The program requires PMI payments, but as with the other programs, the mortgage insurance may be canceled once the homeowner has built up a 20 percent equity stake in the home.
Similar to the other mortgage programs, HomeOne is not available directly from Freddie Mac. Instead, you’ll need to research and find a private lender offering it (typically one that participates in Freddie Mac programs).
Pros and cons of a 3 percent down mortgage
While a 3 percent down mortgage can make homeownership more accessible, it carries a few drawbacks. Here are some pros and cons to consider:
Pros
- Easier to afford a house: The biggest pro of a mortgage with 3 percent down is that a smaller down payment makes it easier to afford a home. In a market with rising home prices, this can make all the difference between buying a home and staying put on the sidelines.
- Savings can be put towards other costs: The money you save by putting 3 percent down over a larger amount means that you have more money to put toward other costs, like moving expenses or home updates. Or, those savings can go toward other financial goals, like paying off high-interest debt or building an emergency fund.
Cons
- Requires PMI: When you make a down payment of less than 20 percent, you’ll have to pay PMI until you reach that equity threshold, which increases your monthly mortgage payments.
- Less equity in the home: With a smaller down payment, you’ll start with less equity in the home. This runs the risk of your mortgage going underwater if home values drop.
- Higher mortgage payments and debt load: Making a small down payment means that you’ll have a bigger debt to repay. Your monthly mortgage payments will also be higher, and you’ll pay more interest over the loan’s term.

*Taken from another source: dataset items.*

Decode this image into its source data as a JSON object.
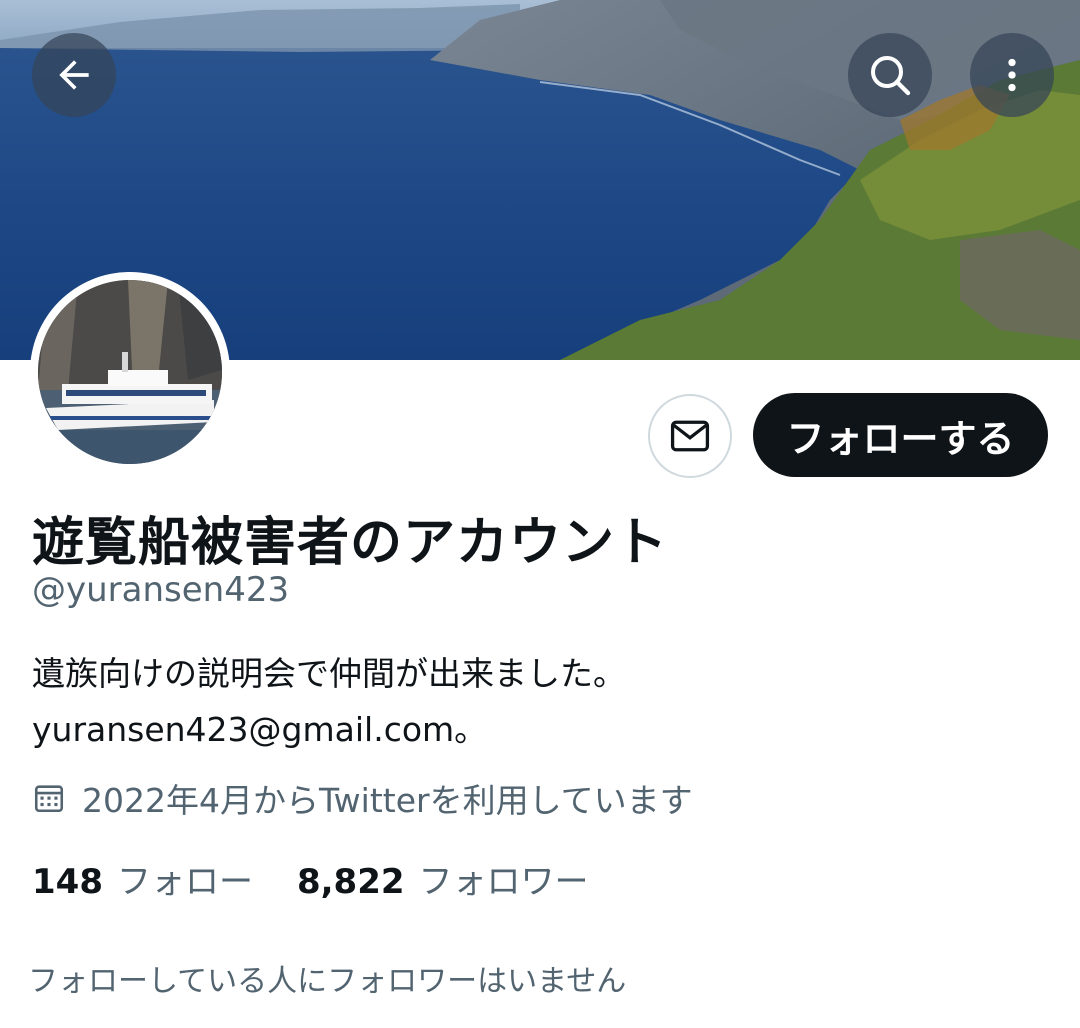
{
  "header": {
    "back": {
      "icon": "arrow-left-icon"
    },
    "search": {
      "icon": "search-icon"
    },
    "more": {
      "icon": "more-vertical-icon"
    }
  },
  "banner": {
    "description_icon": "banner-image"
  },
  "profile": {
    "display_name": "遊覧船被害者のアカウント",
    "handle": "@yuransen423",
    "bio_lines": [
      "遺族向けの説明会で仲間が出来ました。",
      "yuransen423@gmail.com。"
    ],
    "joined": "2022年4月からTwitterを利用しています",
    "following_count": "148",
    "following_label": "フォロー",
    "followers_count": "8,822",
    "followers_label": "フォロワー",
    "followed_by_note": "フォローしている人にフォロワーはいません"
  },
  "actions": {
    "message_icon": "envelope-icon",
    "follow_label": "フォローする"
  },
  "colors": {
    "follow_button_bg": "#0f1419",
    "secondary_text": "#536471",
    "border": "#cfd9de"
  }
}
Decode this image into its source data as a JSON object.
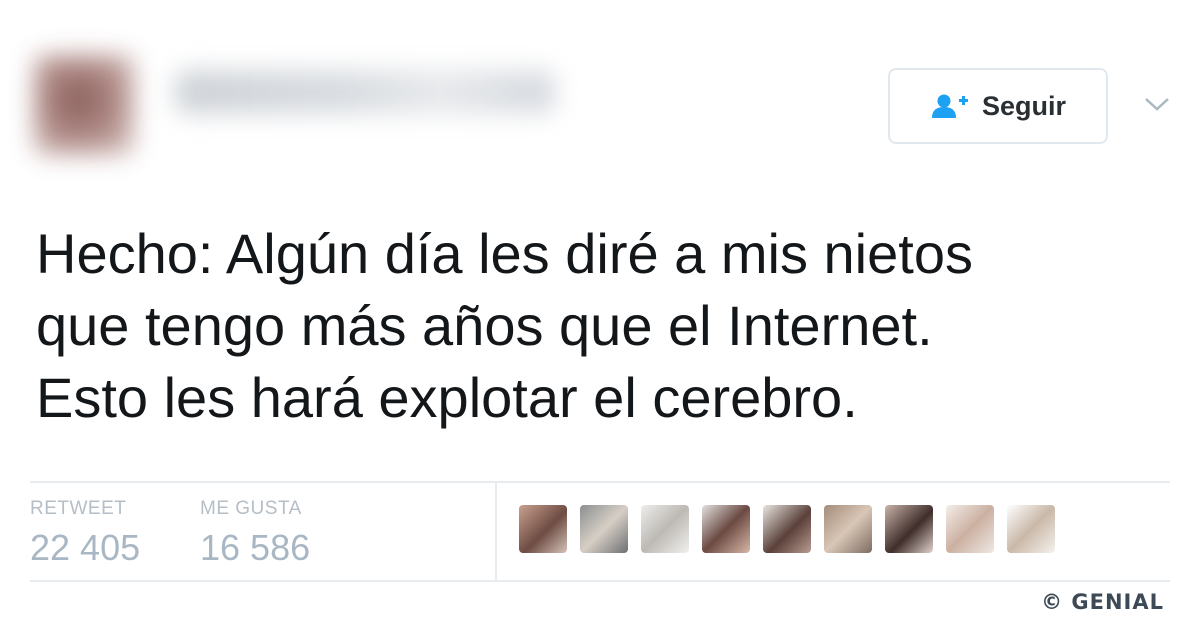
{
  "header": {
    "follow_label": "Seguir",
    "follow_icon": "add-user-icon",
    "menu_icon": "chevron-down-icon"
  },
  "tweet": {
    "lines": [
      "Hecho: Algún día les diré a mis nietos",
      "que tengo más años que el Internet.",
      "Esto les hará explotar el cerebro."
    ]
  },
  "stats": {
    "retweets": {
      "label": "RETWEET",
      "value": "22 405"
    },
    "likes": {
      "label": "ME GUSTA",
      "value": "16 586"
    }
  },
  "liker_avatar_count": 9,
  "watermark": "© GENIAL",
  "colors": {
    "accent": "#1da1f2",
    "text": "#14171a",
    "stat_value": "#a9b7c4",
    "stat_label": "#b5bec6"
  }
}
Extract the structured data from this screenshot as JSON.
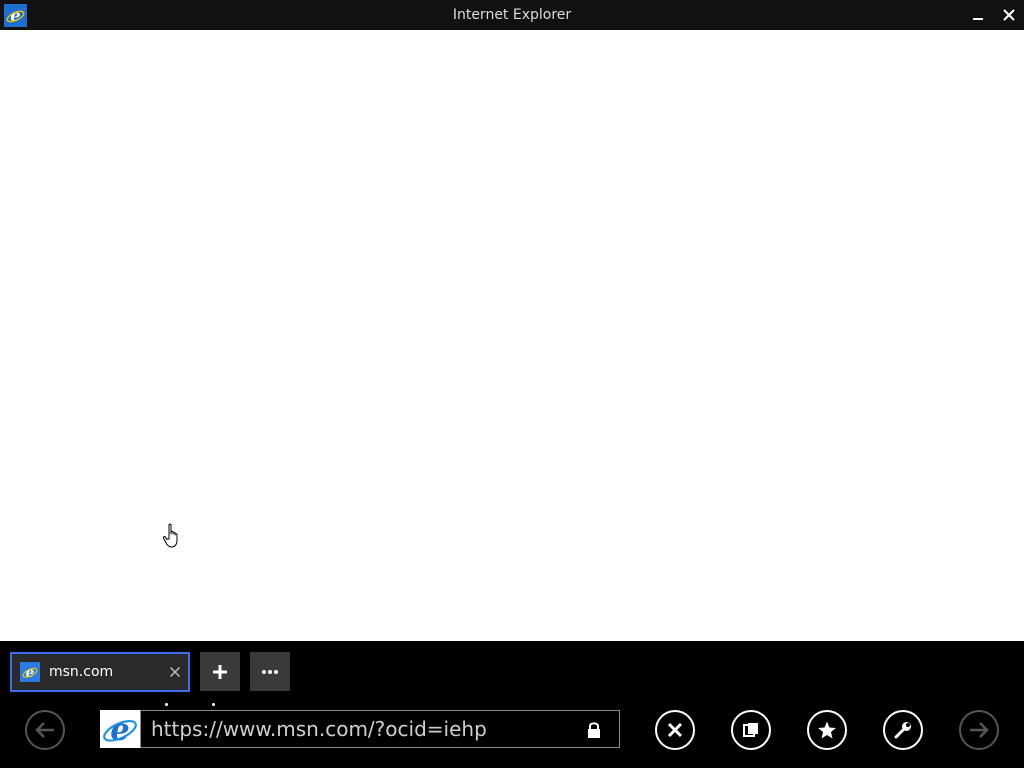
{
  "window": {
    "title": "Internet Explorer",
    "app_icon": "ie-logo-icon",
    "minimize_icon": "minimize-icon",
    "close_icon": "close-icon"
  },
  "tabs": [
    {
      "label": "msn.com",
      "favicon": "ie-logo-icon",
      "active": true,
      "close_icon": "close-icon"
    }
  ],
  "tab_controls": {
    "new_tab_icon": "plus-icon",
    "more_icon": "ellipsis-icon"
  },
  "navbar": {
    "back_icon": "back-arrow-icon",
    "site_icon": "ie-logo-icon",
    "address": "https://www.msn.com/?ocid=iehp",
    "lock_icon": "lock-icon",
    "stop_icon": "stop-icon",
    "tabs_icon": "tabs-icon",
    "favorites_icon": "star-icon",
    "tools_icon": "wrench-icon",
    "forward_icon": "forward-arrow-icon"
  },
  "colors": {
    "accent": "#3b6ee8",
    "titlebar": "#111111",
    "appbar": "#000000",
    "ie_blue": "#1f6fd0"
  }
}
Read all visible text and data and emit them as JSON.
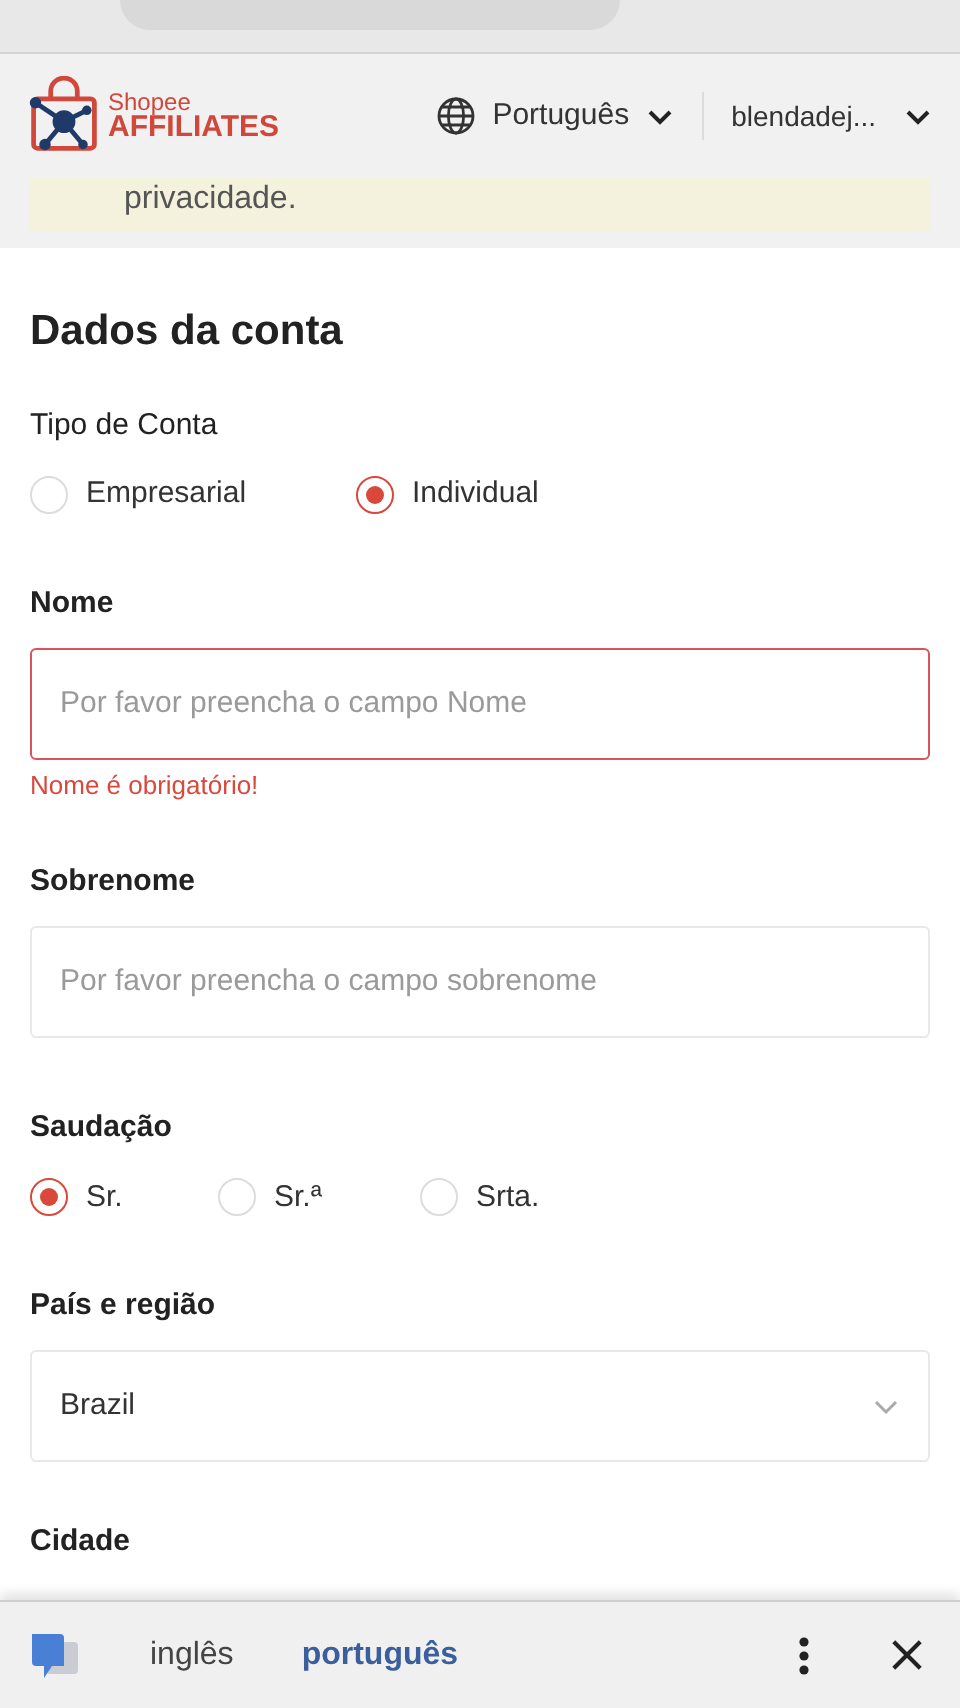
{
  "header": {
    "logo": {
      "line_1": "Shopee",
      "line_2": "AFFILIATES"
    },
    "language": "Português",
    "account": "blendadej..."
  },
  "notice": {
    "text": "privacidade."
  },
  "title": "Dados da conta",
  "account_type": {
    "label": "Tipo de Conta",
    "options": [
      {
        "label": "Empresarial",
        "selected": false
      },
      {
        "label": "Individual",
        "selected": true
      }
    ]
  },
  "first_name": {
    "label": "Nome",
    "placeholder": "Por favor preencha o campo Nome",
    "invalid": true,
    "error": "Nome é obrigatório!"
  },
  "last_name": {
    "label": "Sobrenome",
    "placeholder": "Por favor preencha o campo sobrenome",
    "invalid": false
  },
  "salutation": {
    "label": "Saudação",
    "options": [
      {
        "label": "Sr.",
        "selected": true
      },
      {
        "label": "Sr.ª",
        "selected": false
      },
      {
        "label": "Srta.",
        "selected": false
      }
    ]
  },
  "country": {
    "label": "País e região",
    "value": "Brazil"
  },
  "city": {
    "label": "Cidade"
  },
  "translate_bar": {
    "languages": [
      {
        "label": "inglês",
        "selected": false
      },
      {
        "label": "português",
        "selected": true
      }
    ]
  }
}
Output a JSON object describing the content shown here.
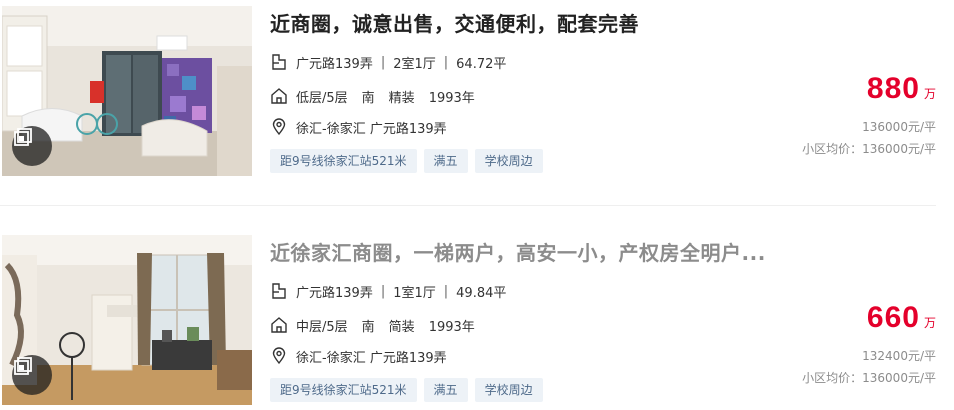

Other low-down payment options
Beyond the Fannie Mae and Freddie Mac mortgage programs featuring 3 percent down payments, other mortgage types allow prospective home buyers to access homeownership with a low down payment as well. The options include:
- FHA loans – Insured by the Federal Housing Administration (FHA), FHA loans allow borrowers to put down just 3.5 percent with a credit score of 580 or higher, or at least 10 percent with a score as low as 500. However, FHA borrowers with less than 20 percent down must pay FHA mortgage insurance premiums (MIP) for the life of the loan — in most cases, it can’t be removed like conventional loan private mortgage insurance can. “The FHA is a catch-all, serving homebuyers who are not eligible for the other programs,” says Green. “It’s purposefully inclusive and tries to support as many homeowners as possible. You don’t need to be low- or moderate-income to qualify.”
- USDA and VA loans – USDA and VA loans don’t require any down payment, but they’re only for specific types of borrowers: USDA loans for borrowers in certain rural areas and VA loans for active-duty service members, veterans and surviving spouses. Neither charge mortgage insurance, but USDA loans come with guarantee fees and VA loans come with a funding fee.
Next steps to get a mortgage
With 3 percent down mortgage options, you don’t need to crack open your nest egg or save for years to buy a home. However, if you want to accelerate your down payment savings efforts, consider using high-yield savings accounts or money market accounts, and setting up auto-deposits from your checking account or paycheck.
Once you’re ready to start house hunting, shop around for mortgage lenders to discuss down payment assistance programs and what you might qualify for, to find the best loan at the least out-of-pocket cost to you.